Plane Full Of Great Human Beings Helps Grieving Grandmother Of Orlando Shootings

Luis Omar Ocasio-Capo, 20, was one of the victims
of the massacre at the Pulse nightlcub in Orlando
last Sunday. Passengers aboard a JetBlue flight wonderfully
comforted his grandmother as she flew
to Orlando for the funeral.  
Every time something like the massacre in Orlando happens - and it happens way too often, I and many others seek out examples of humanity's good side to help us get through the horror, and to recover our faith in people.

Fred (Mr.) Rogers once famously said:

"When I was a boy and I wuld see scary things in the news, my mother would say to me. 'Look for the helpers.

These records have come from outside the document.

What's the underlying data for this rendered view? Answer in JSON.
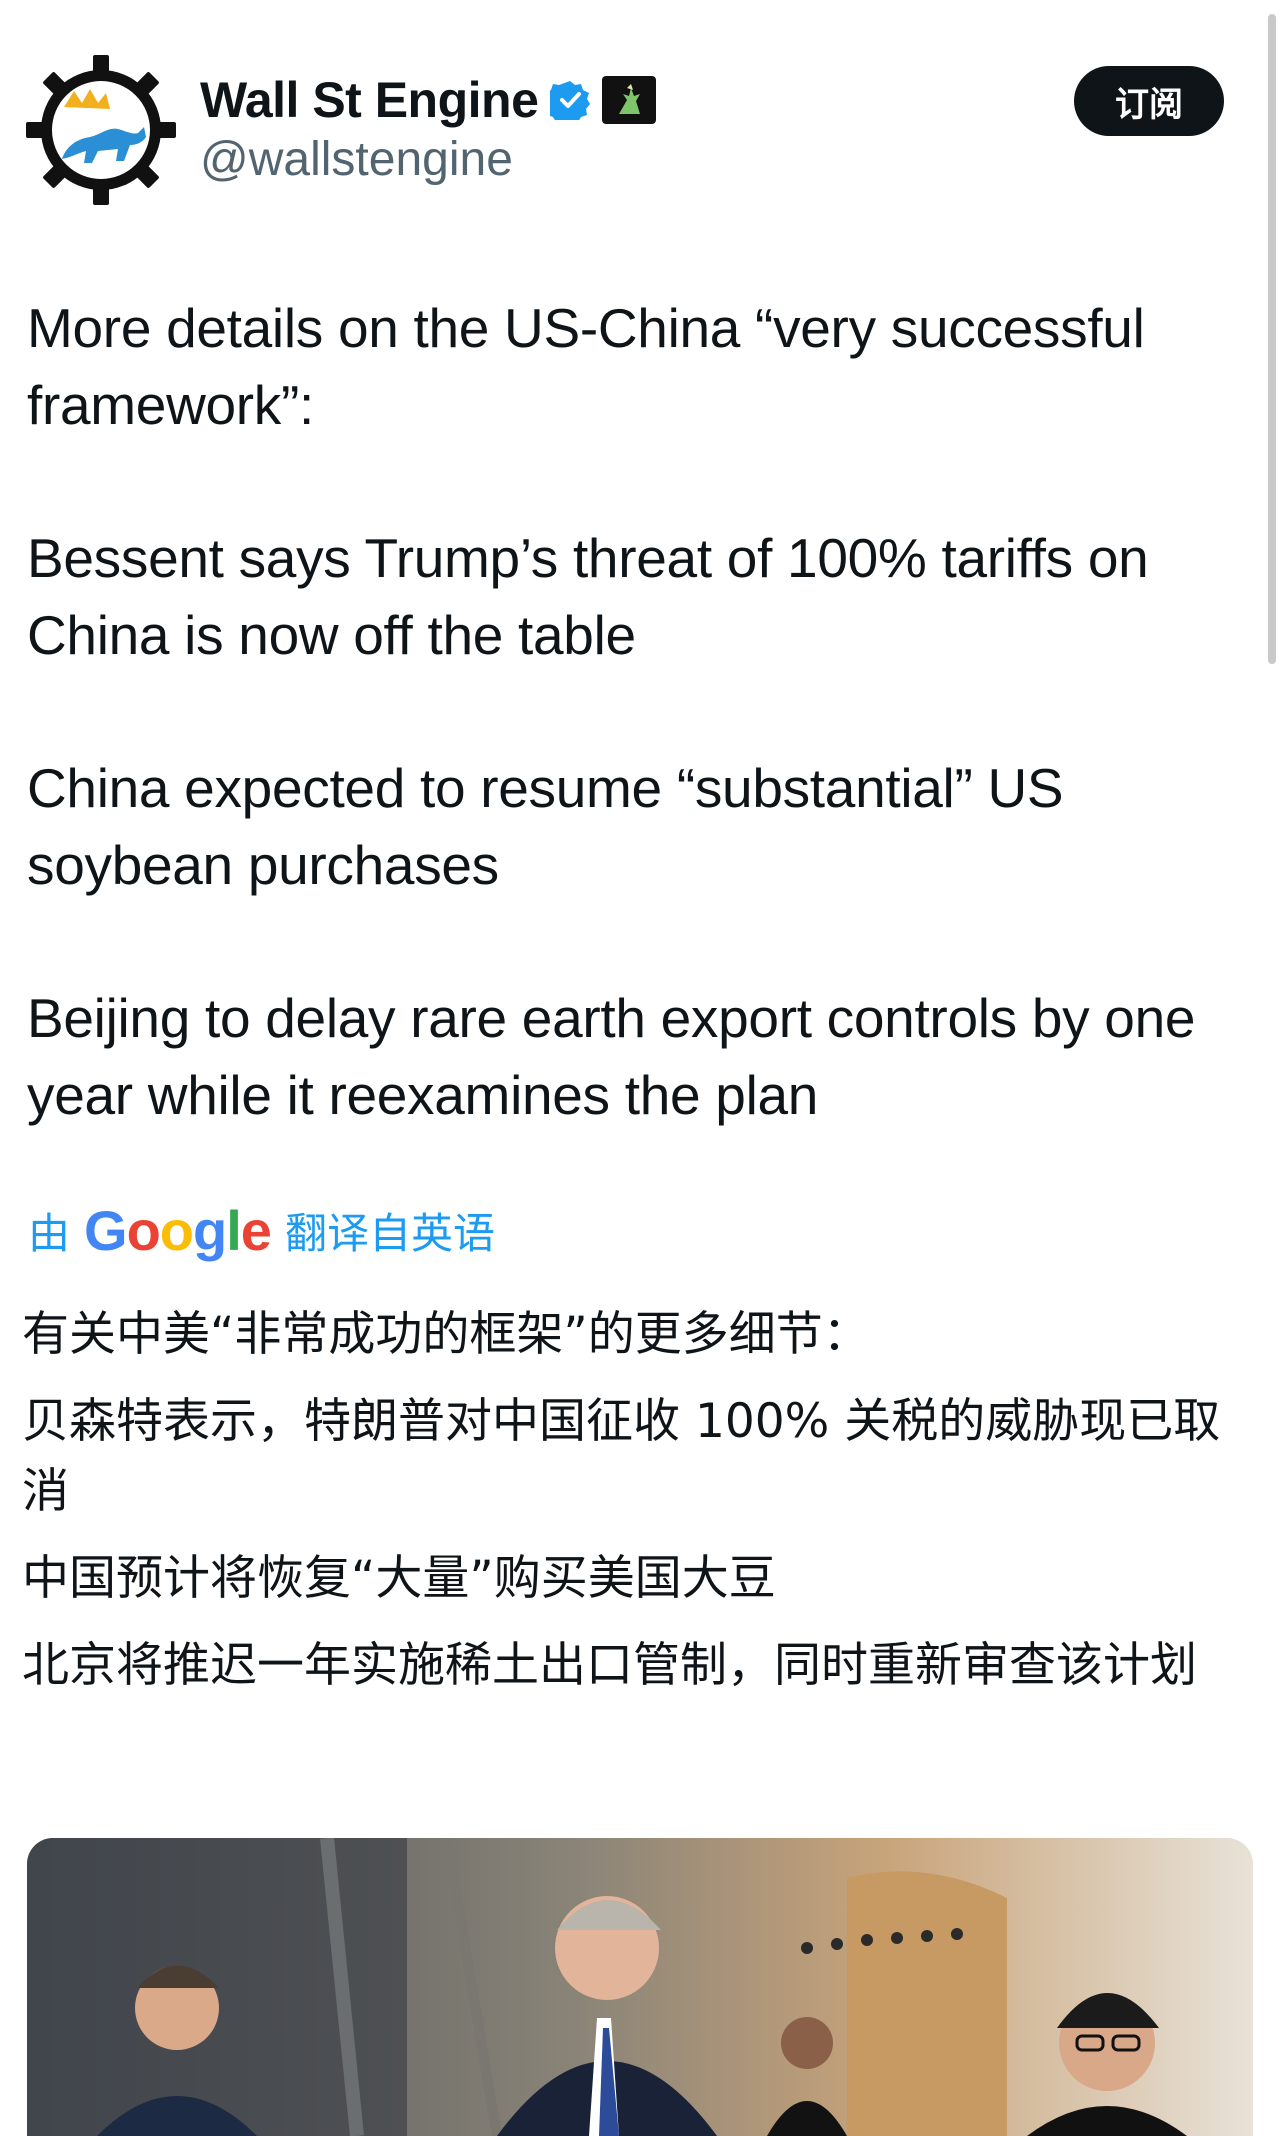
{
  "author": {
    "display_name": "Wall St Engine",
    "handle": "@wallstengine"
  },
  "subscribe_label": "订阅",
  "tweet": {
    "paragraphs": [
      "More details on the US-China “very successful framework”:",
      "Bessent says Trump’s threat of 100% tariffs on China is now off the table",
      "China expected to resume “substantial” US soybean purchases",
      "Beijing to delay rare earth export controls by one year while it reexamines the plan"
    ]
  },
  "translation": {
    "prefix": "由",
    "provider": "Google",
    "suffix": "翻译自英语",
    "paragraphs": [
      "有关中美“非常成功的框架”的更多细节：",
      "贝森特表示，特朗普对中国征收 100% 关税的威胁现已取消",
      "中国预计将恢复“大量”购买美国大豆",
      "北京将推迟一年实施稀土出口管制，同时重新审查该计划"
    ]
  },
  "icons": {
    "avatar": "bull-gear-logo",
    "verified": "verified-badge-icon",
    "affiliation": "affiliate-badge-icon"
  },
  "colors": {
    "verified_blue": "#1d9bf0",
    "text": "#0f1419",
    "secondary_text": "#536471",
    "button_bg": "#0f1419"
  }
}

You will always find people who are helping.'

To this day, especially in times of disaster, I remember my mother's words and I am always conforted by realizing that there are still so many helpers - so many caring people in this world."

On cue, the helpers materialized in droves in Orlando and around the world.

The first responders who saved lives. The people who lined up for hours under the hot Florida sun to give blood to save the wounded. The people who handed out umbrellas, water and granola bars to those people waiting in line.

Then there was the crew and passengers aboard a JetBlue flight to Orlando this week.

One of the youngest victims of the Pulse nightclub massacre was Luis Omar Ocasio-Capo, 20. His grandmother, devastated, boarded a JetBlue flight to Orlando to go to her grandson's funeral.

The JetBlue crew knew why the grandmother was on that hour and half long flight to Orlando. That's because JetBlue offered free flights to Orlando for relatives heading there for funerals.

According to CNN, one of the flight attendants, Kelly Davis Karas, thought it would be nice to ask passengers if they wanted to sign a paper offering condolences for the grandmother on that flight as she and fellow flight attendant Melissa Sloop Winstead made their way up the aisle with the beverage cart.

Karas thought they'd just sign their names.  But soon, there was a mad but quiet scramble to find more paper. Here's why, says CNN:

"Instead of signing their names and moving on, passengers were writing paragraphs - long notes of compassion, grief and strength.

'When we gathered them together to present them to her, we didn't have just a sheet of paper covered in names, which is what I had envisioned. Instead, we had page after page after page of long messages offering condolences, peace, love and support. There were even a couple of cash donations, and more than a few tears,' Karas wrote on her Facebook page."

When the plane landed, a couple of passengers asked for a moment of silence for Omar and the grandmother agreed to that.

When the moment of silence ended, people gathered their things to leave the plane.

However, everyone on board stopped and wished the grandmother well and offered condolences. Some people touched her hand, or hugged her, or cried with her. Not one person complained about the extra time it took getting off the plane because of this.

I confess I have shed a few tears over the Orlando massacre and all those victims. This story also made me shed tears, but happy ones, in gratification for the beautiful humanity on that JetBlue flight - that wonderful planeload of helpers.